What are we doing wrong? How can we find the right motivation in doing what is best for others? The motivation does not start within each of us. Instead the motivation starts with God. Twice in these words John makes that point. What is love? It’s not that we love God—it’s that he loves us. Notice here that he is speaking about motivation. Before we look inside of our hearts to find motivation to love others, we look to God. And then he says that we love because he first loved us. When we begin to see how much we are worth in God’s eyes we will then see how much others are worth. When we see how much we are forgive, we will then begin to see how forgiven others are and show that. When we see how God treats us as his children, then we will naturally, spontaneously, joyously treat others that way too.
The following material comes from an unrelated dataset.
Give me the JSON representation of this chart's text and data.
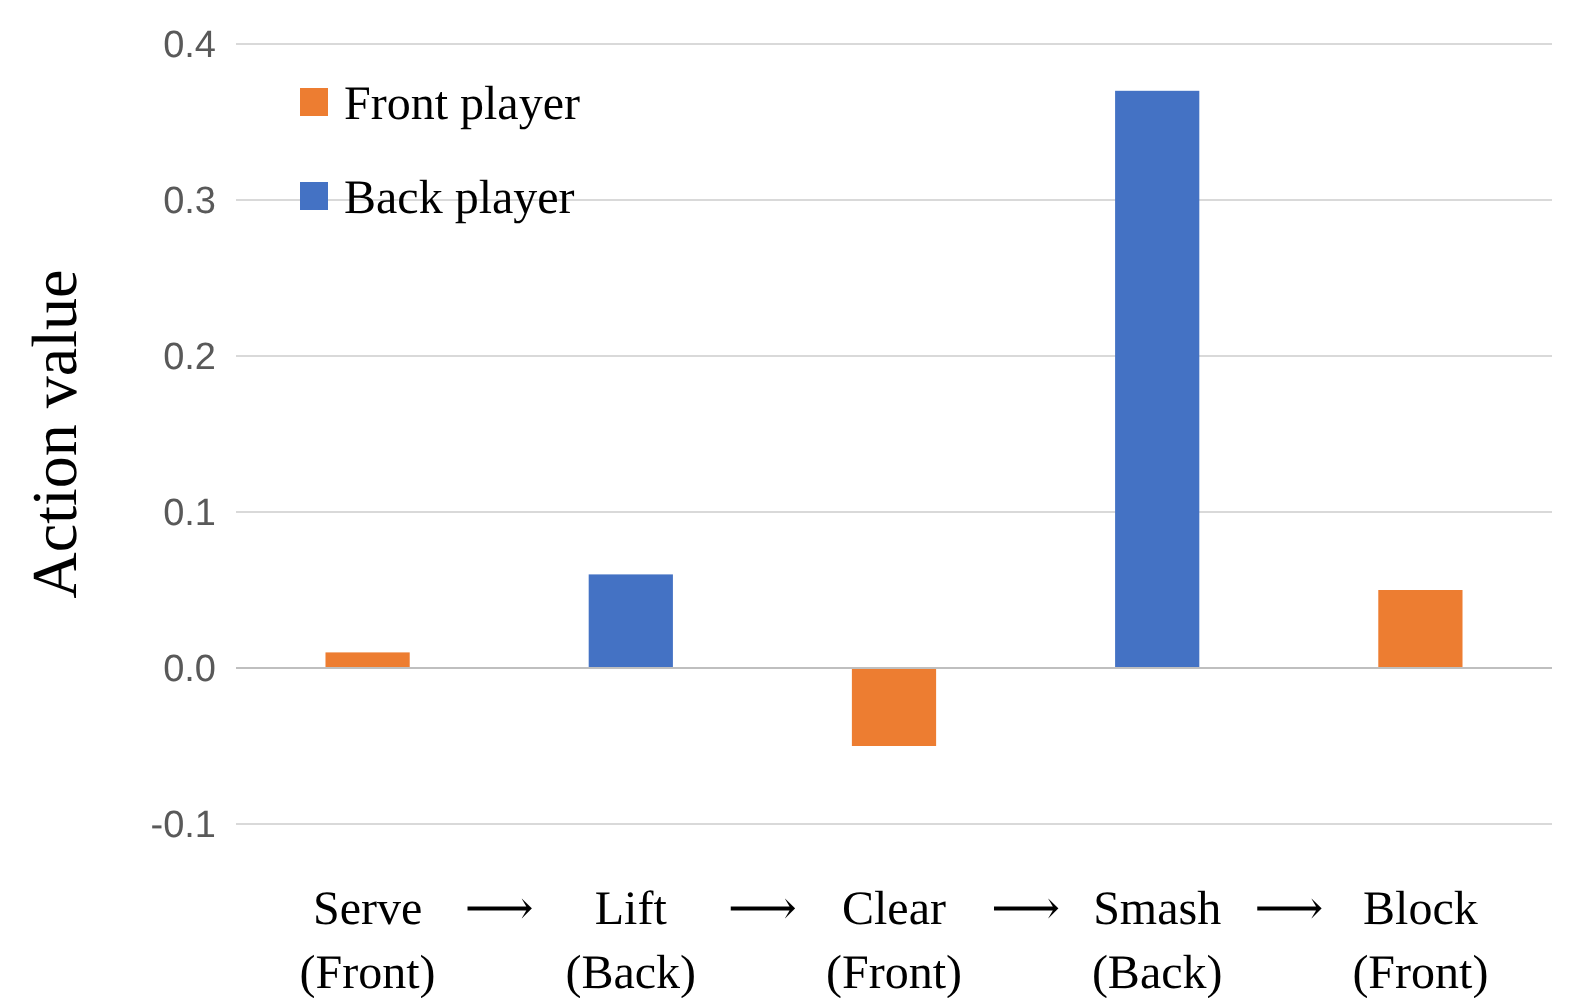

And notice what this means for you in your life. If you ask the question of how you can show love to your teacher who just keeps assigning one lesson after another, or how do you love the husband who just won’t put his dirty socks in the clothes hamper, or how do you show Christian love to that person at work who you have a hard time getting along with, the motivation starts in gospel forgiveness, not in the need for that person to be shown love. Or to put it differently, each of us needs to hear these words of forgiveness all the time and preach these words to ourselves—each of us. For, from that foundation and fact, we will be at peace with God. And then, instead of trying to love from an empty well, the Father’s love toward us will overflow to them.


It is true that the word, “love” in english is vague and fuzzy. So let us return again and again to what the bible says about love and show that love. First, what is love? It is doing what is best for the other person. Second, how do we love? We love because he first loved us. Amen.